ASSENTEISMO: PERCHÉ?
Le condizioni di vita all’interno del contesto lavorativo rappresentano il 55% delle cause di assenza dei dipendenti a livello europeo.
- Quando ai dipendenti viene chiesto quali siano le cause della propria assenza dal luogo di lavoro, la principale motivazione citata è relativa allo stato di salute individuale e dei propri cari. Le altre motivazioni sono relative alla qualità della vita all’interno del contesto organizzativo. Se si sommano le motivazioni personali a quelle professionali, la media di lavoratori europei che si assenta per motivi di salute è pari al 45% delle assenze totali.
- I Paesi Bassi registrano una percentuale di dipendenti “soddisfatti e coinvolti” pari al 54%, seguiti dalla Germania con il 46%, dall’Italia con il 45% e dalla Spagna con il 44%. Il Belgio (38%) e la Francia (35%) si posizionano al di sotto della media europea. Gli inglesi che, come indicato in precedenza, mostrano una percentuale di dipendenti soddisfatti tra le più alte in Europa, registrano una percentuale di dipendenti “soddisfatti e coinvolti” pari solo al 23%.
- Tra i dipendenti europei che hanno dichiarato di essere “soddisfatti”, il 55% afferma di sentirsi implicato nel futuro della propria azienda mentre, tra coloro che si dichiarano “insoddisfatti” solamente il 26% si sente coinvolto nell’avvenire della propria impresa.
- A livello europeo, i principali motivi di assenza dei dipendenti soddisfatti e coinvolti sono il proprio stato di salute (25% del totale) e la situazione personale (13%). Il carico di lavoro (7%), l’insoddisfazione legata alla retribuzione (7%) o alla scarsa serenità dell’ambiente di lavoro (7%), registrano un’incidenza più limitata, contrariamente a quanto avviene per i collaboratori insoddisfatti.
- Guardando ai dati italiani, tale tendenza è confermata: se mediamente le assenze per motivi personali si assestano sul 45% si nota che per la categoria di dipendenti soddisfatti e coinvolti tale percentuale sale al 52%, e scende al 44% per la categoria degli insoddisfatti e non interessati.
COINVOLGIMENTO: COME?
- In Italia i collaboratori intervistati indicano 3 motivi principali che generano in loro soddisfazione e interesse per la propria azienda: il contenuto del proprio lavoro, secondo l’84% dei dipendenti intervistati; il riconoscimento da parte dell’azienda, secondo l’82% dei dipendenti intervistati; le relazioni umane instaurate sul posto di lavoro, secondo l’80% dei dipendenti intervistati.

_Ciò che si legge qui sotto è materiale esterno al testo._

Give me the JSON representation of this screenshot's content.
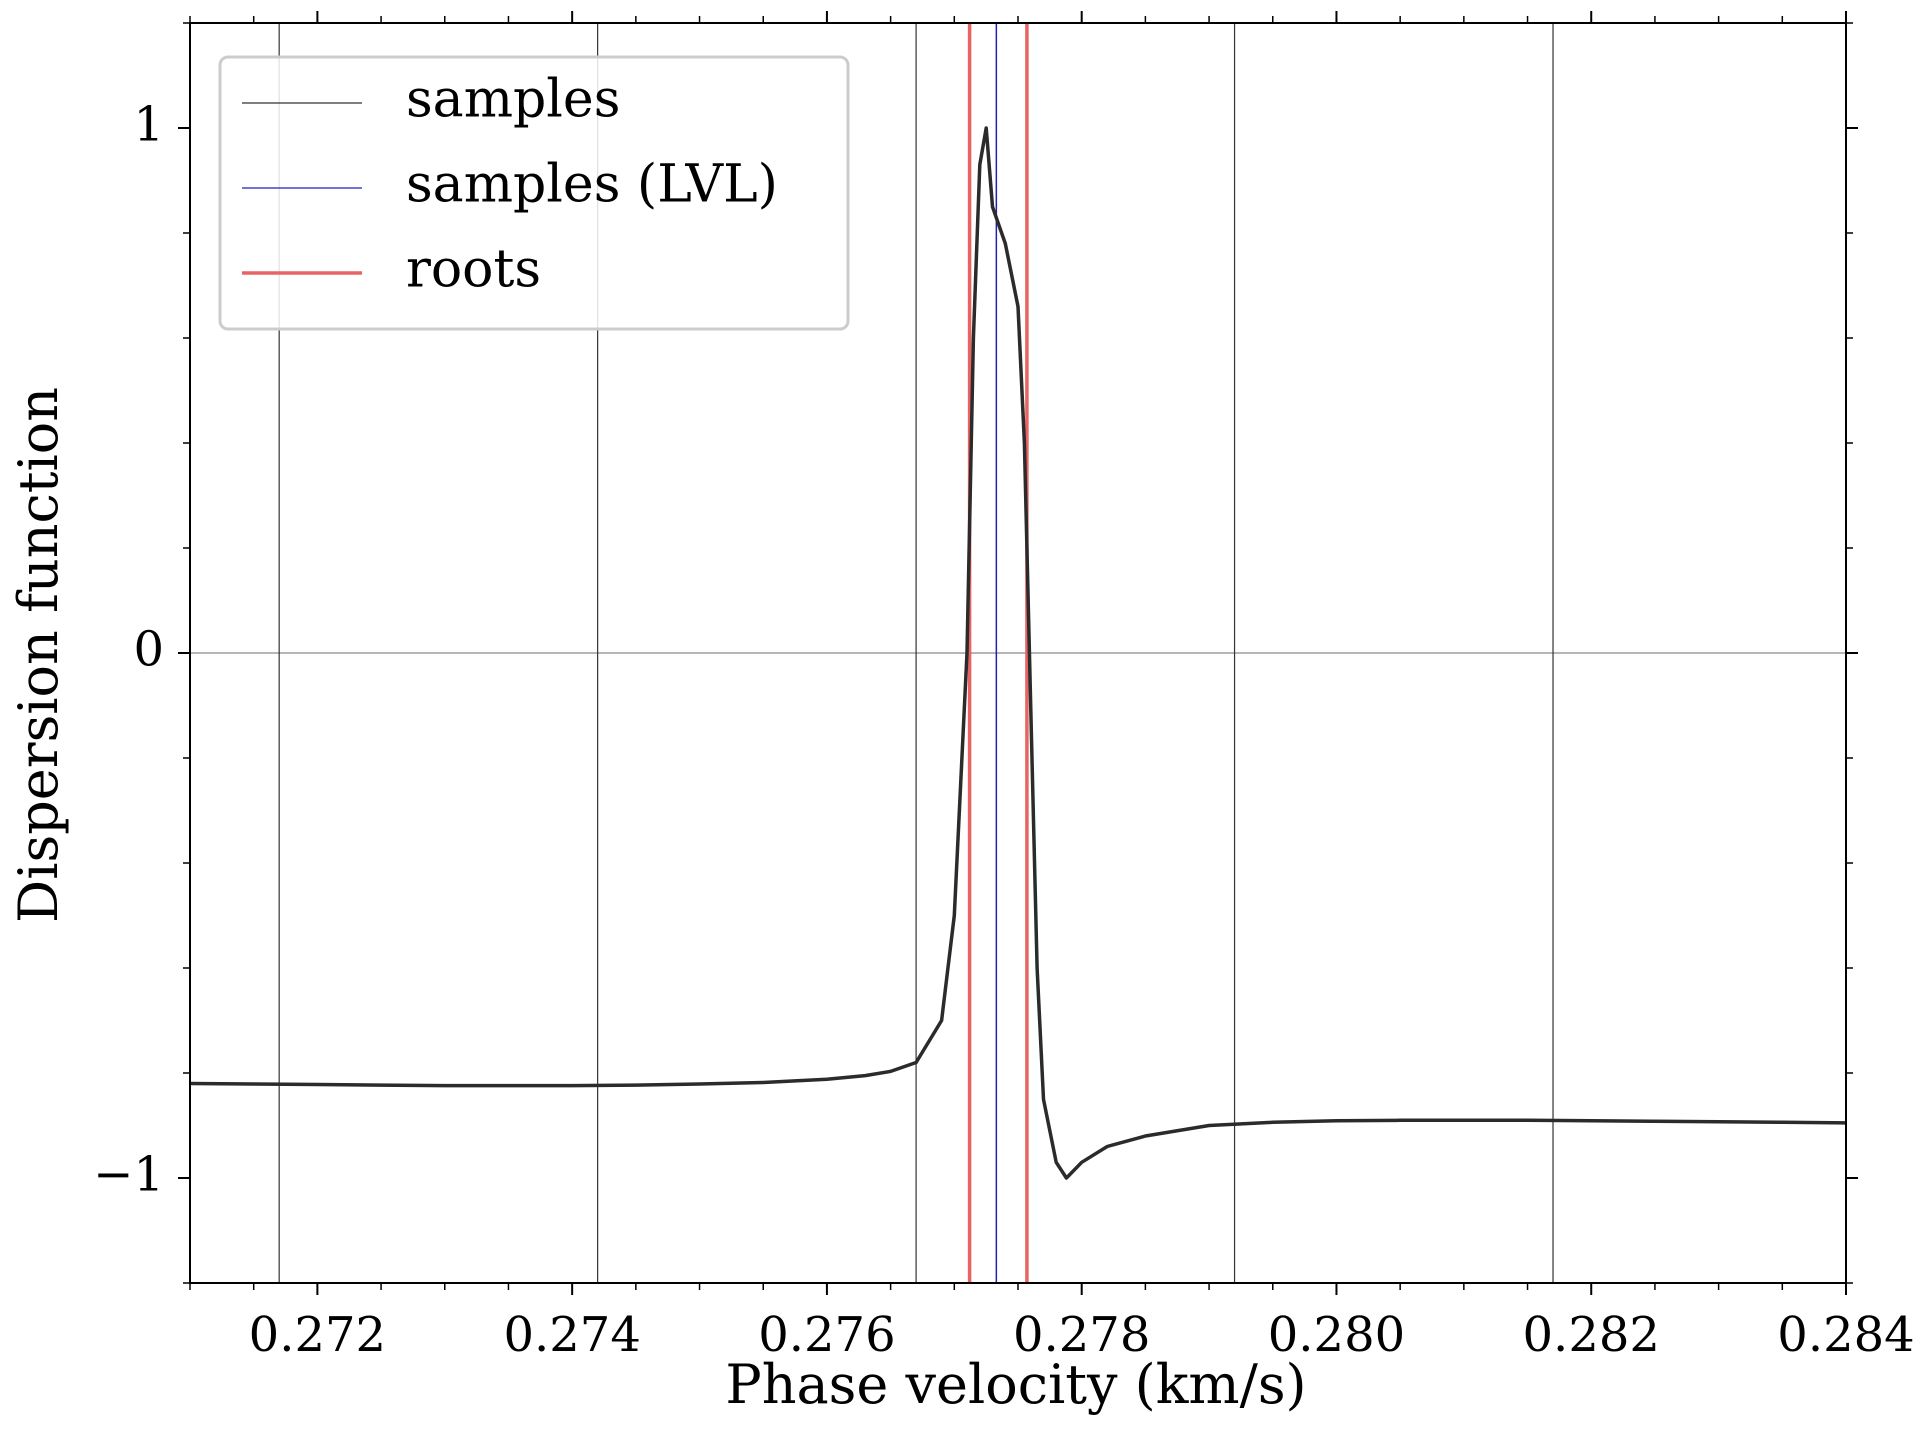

- Idirettori HR individuano una serie di campanelli di allarme della minore partecipazione dei dipendenti alla vita aziendale. Il dato interessante che emerge è che l’assenza dal posto di lavoro non è tra i primi sintomi dichiarati dai collaboratori. Al contrario per i dipendenti italiani assentarsi dal posto di lavoro è al 7° posto tra i comportamenti che adotterebbero se si sentissero meno motivati sul lavoro. Al primo, al secondo e al terzo posto i dipendenti italiani rispondono:
“Sarei presente, ma farei solo lo stretto necessario”;
“Richiederei un colloquio”;
“Non esprimerei più la mia opinione/non darei più suggerimenti”.